- Minley Location within Hampshire
- Civil parish: Blackwater and Hawley;
- District: Hart;
- Shire county: Hampshire;
- Region: South East;
- Country: England
- Sovereign state: United Kingdom
- Post town: Fleet
- Postcode district: GU51
- Police: Hampshire and Isle of Wight
- Fire: Hampshire and Isle of Wight
- Ambulance: South Central
- UK Parliament: Aldershot;

= Minley =

Minley is a slightly depopulated rural, well-wooded village in the Hart District of Hampshire, England. It has the only church of the C of E ecclesiastical parish of Minley and is in the civil parish of Blackwater and Hawley. It straddles the A327 road between the M3 and Yateley.

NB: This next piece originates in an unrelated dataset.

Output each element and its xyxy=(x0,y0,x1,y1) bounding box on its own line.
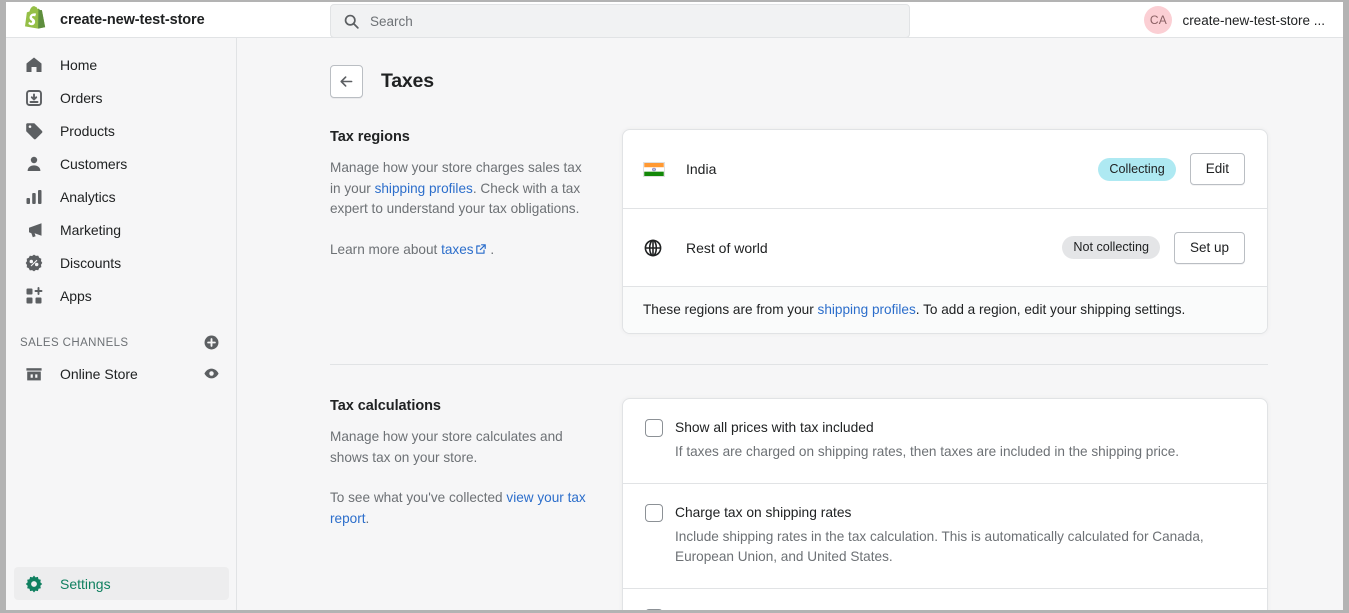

Outlying retail parades of Blackwater and Farnborough are about 1 mi between all three places, on Minley Road and the east end of Sandy Lane (in Cove and Hawley).

==History==
Minley is included in the Domesday Book of 1086 as Mindeslei, in the Holesete Hundred, Hantescire (Hampshire) as a manor in Yateley, assessed at 2 hides and at 20 shillings (£), and was still held directly of the monarch by Alsi son of Brictsi.

Spellings of Minley include: Mundeleya, 1189–1199 which resembles continued Welsh orthography with its use of u for i (as next to n of the time it looked identical to m, see Middle English orthography); Mundele, 1236; Mendeley, 1280; Mynley, 1516 and Mindley in the 18th century. Minley ferm (Farm) is shown on a general whole-county map, of a near-national series, by Norden from 1607 as well as Crundall Hundred.

Per the Domesday Book, the manor was land/estate of 2 hides (likely about 240 to 300 acres); now however, Minley Manor (more formally Minley Manor House) is the mansion house built by Henry Clutton in 1858-60, later for some time with its own demesne grounds used by the Royal School of Military Engineering.

Guillemont Barracks east before Minley Road, on its north side, abutting Hawley and Cove, were built in 1938. After they were decommissioned by the British Army, they were bought by Sun Microsystems in 1997 for £36m. The company built three office buildings on the site, but after two phases were complete and the dot-com bubble burst in 2000, phase 3 ended mid-build. The whole site became known as Sun Park. The steel superstructure of the underway extra buildings stood until March 2015. After the company was bought by Oracle Corporation in 2009 the facilities and staff relocated to Oracle's Headquarters in Thames Valley Park, Reading. Property company Landid bought the former headquarters in January 2011. In 2013, its planning application to demolish the part-built structures and to build 150 homes there was refused; the next year's application to build 48 homes on the southern half succeeded. As to the rest in January 2015 planning permissions were granted for the demolition
of the existing part-built structures and erection of 150 homes, construction of internal roads, provision of open space, school parking area, landscaping and associated infrastructure. In 2018 Hart District Council granted planning permission for the demolition of the existing office buildings and comprehensive redevelopment of the site for the construction of 313 homes along with internal roads, open space, landscaping and associated infrastructure
(Sun Park Phase II).

Gibraltar Barracks, further north on the Minley Road, were built in the 1970s and are still in use.